Scegliere questo tipo di corsi non preclude il conseguimento di una laurea. «Al termine del terzo anno si ottiene una qualifica professionale valida a livello nazionale. Si può fare un quarto anno per il diploma e un quinto anno ponte per accedere all’università» dice Cristina Ghiringhello. Il messaggio ai ragazzi è che continuare a studiare si può, in qualche caso si deve:

«Siamo in un’epoca di formazione continua: durante tutta la vita lavorativa bisogna aggiornarsi» ricorda Alessandro Giuliani. «La stessa Pubblica amministrazione è più esigente di un tempo. Per esempio, per diventare operatore scolastico, cioè fare il bidello, bisogna avere terminato almeno il terzo anno di superiori». E in un mondo in così rapida evoluzione il discorso non finisce qui. Avverte Martino Bernardi: «Molti lavori che i 14enni di oggi faranno da adulti probabilmente non sono ancora stati inventati».
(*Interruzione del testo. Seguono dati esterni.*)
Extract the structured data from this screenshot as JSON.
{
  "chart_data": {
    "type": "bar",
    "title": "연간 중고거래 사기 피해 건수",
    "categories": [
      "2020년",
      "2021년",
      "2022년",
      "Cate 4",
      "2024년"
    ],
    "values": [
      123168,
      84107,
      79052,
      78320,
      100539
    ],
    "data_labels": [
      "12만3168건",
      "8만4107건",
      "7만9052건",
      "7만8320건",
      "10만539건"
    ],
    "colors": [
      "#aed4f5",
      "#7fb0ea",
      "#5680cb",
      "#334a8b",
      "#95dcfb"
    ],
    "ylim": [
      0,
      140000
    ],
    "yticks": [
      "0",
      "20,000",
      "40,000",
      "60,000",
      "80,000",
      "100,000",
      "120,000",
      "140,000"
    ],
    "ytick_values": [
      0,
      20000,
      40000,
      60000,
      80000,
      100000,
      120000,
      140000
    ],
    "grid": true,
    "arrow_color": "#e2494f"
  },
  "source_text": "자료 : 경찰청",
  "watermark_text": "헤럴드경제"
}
I SITI PER INFORMAZIONI ED ISCRIZIONI

Chi ha figli in terza media ha tempo fino alle ore 20 del 25 gennaio per iscriverli alla scuola secondaria di secondo grado. Lo si fa online sul portale www.istruzione.it/iscrizionionline/. Si indica l’istituto scelto (e l’indirizzo) e in alternativa altri 2 istituti. Se una scuola riceve troppe domande di iscrizione, darà la precedenza in base a criteri decisi dal Consiglio d’istituto, per esempio la distanza tra la sua sede e la residenza del ragazzo.

Ecco 3 strumenti per capire cosa offrono gli istituti:

• Sul sito del ministero dell’Istruzione https://cercalatuascuola.istruzione.it/ o con la relativa app “Scuola in chiaro” si consultano i numeri, i servizi,
gli spazi, l’offerta formativa dei diversi istituti.
• Molte scuole propongono sui loro siti open day virtuali.
• Il portale Eduscopio della Fondazione Agnelli (eduscopio.it) mostra quali scuole preparano meglio agli studi universitari o al lavoro dopo il diploma (ha raccolto i dati di 1.275.000 diplomati in 7.400 indirizzi di studio nelle scuole secondarie di secondo grado statali e paritarie).